One of the most dangerous pesticides, neonicotinoids, has been found in drinking water, a new study reveals. Neonicotinoids, most of which were released in the 1990s, were designed to be the most environmentally-friendly chemicals on the market and soon became the most widely used, especially in the Midwest. The compounds don't just coat leaves and stems but work their way into plant tissue, meaning fewer sprays are needed. But the neonics, as they are nicknamed, became reputable for being something else - a bee killer, wreaking havoc on insect nervous systems. A 2016 study suggested a link between neonicotinoid use and the drop in the bee population that was foraging on the crops treated with the pesticide.
A year prior, the US Geological Survey collected water samples from streams throughout the country and found neonicotinoids in more than half of the samples. The current joint-study, from the US Geological Survey and University of Iowa, found the chemicals in drinking water as well. The researchers say it marks the first time that anyone has identified this class of pesticide in tap water.

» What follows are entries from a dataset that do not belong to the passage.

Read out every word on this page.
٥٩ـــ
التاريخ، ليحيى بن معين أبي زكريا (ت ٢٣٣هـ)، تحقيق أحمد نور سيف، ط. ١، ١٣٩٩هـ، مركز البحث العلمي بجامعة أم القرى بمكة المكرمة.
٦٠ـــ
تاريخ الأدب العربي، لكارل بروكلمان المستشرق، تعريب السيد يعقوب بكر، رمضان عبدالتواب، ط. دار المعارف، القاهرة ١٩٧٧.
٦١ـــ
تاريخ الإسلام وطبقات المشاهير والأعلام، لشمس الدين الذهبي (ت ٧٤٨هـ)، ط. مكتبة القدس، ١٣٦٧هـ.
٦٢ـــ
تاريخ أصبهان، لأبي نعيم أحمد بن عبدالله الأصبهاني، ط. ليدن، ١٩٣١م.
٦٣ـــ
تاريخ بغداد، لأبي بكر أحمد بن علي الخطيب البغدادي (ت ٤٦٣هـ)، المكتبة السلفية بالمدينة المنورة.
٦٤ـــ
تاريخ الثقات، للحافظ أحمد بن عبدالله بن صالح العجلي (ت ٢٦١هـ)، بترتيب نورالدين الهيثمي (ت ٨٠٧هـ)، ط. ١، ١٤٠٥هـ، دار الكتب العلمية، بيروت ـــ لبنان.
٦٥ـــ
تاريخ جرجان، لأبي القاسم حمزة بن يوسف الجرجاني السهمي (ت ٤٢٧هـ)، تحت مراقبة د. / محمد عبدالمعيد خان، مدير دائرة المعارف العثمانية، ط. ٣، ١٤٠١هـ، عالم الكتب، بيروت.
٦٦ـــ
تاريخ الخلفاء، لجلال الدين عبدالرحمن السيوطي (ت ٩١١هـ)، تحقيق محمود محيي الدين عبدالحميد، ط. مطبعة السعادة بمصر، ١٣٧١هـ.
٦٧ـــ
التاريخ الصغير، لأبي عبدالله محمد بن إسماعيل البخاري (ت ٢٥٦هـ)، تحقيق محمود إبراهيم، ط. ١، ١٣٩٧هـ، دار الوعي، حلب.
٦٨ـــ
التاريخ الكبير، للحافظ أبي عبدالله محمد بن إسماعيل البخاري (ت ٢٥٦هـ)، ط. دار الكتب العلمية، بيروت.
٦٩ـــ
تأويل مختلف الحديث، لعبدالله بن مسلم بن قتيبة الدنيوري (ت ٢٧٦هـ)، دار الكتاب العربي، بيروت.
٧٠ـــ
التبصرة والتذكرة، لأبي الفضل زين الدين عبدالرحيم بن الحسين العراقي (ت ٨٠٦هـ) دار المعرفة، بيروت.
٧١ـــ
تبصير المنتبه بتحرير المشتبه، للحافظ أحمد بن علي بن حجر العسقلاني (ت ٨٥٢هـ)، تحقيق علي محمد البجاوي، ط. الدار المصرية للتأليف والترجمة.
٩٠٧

The team tested water as it went through two different water treatment systems. They found that a system serving Iowa City, which uses granular activated carbon filtration that dissolves organic compounds, removed 100 percent, 94 percent and 85 percent of the neonicotinoids clothianidin, imidacloprid and thiamethoxam, respectively. But the rapid sand filtration system serving the University of Iowa, which uses relatively coarse sand and other granular media to remove particles, reduced the same substances only by about one percent, eight percent and 44 percent, respectively.
Regulators have not yet defined safe levels of neonicotinoids in drinking water, in part because researchers are currently working to understand if and how the compounds impact human health. 'There is no EPA standard for drinking water,' Dr LeFevre said. Dr Melissa Perry, a public health researcher at George Washington University, told The Washington Post that the new study 'provides further evidence that neonicotinoid pesticides are present in our daily environments'. 'From a public health standpoint, this issue clearly needs better attention,' she added.
Because the study had a small sample size, Dr Perry says more comprehensive assessments are needed to detect how prevalent neonics are in national water supplies. 'There is currently no national effort to measure to what extent neonicotinoids are making it into our bodies, be it through water or food,' she said.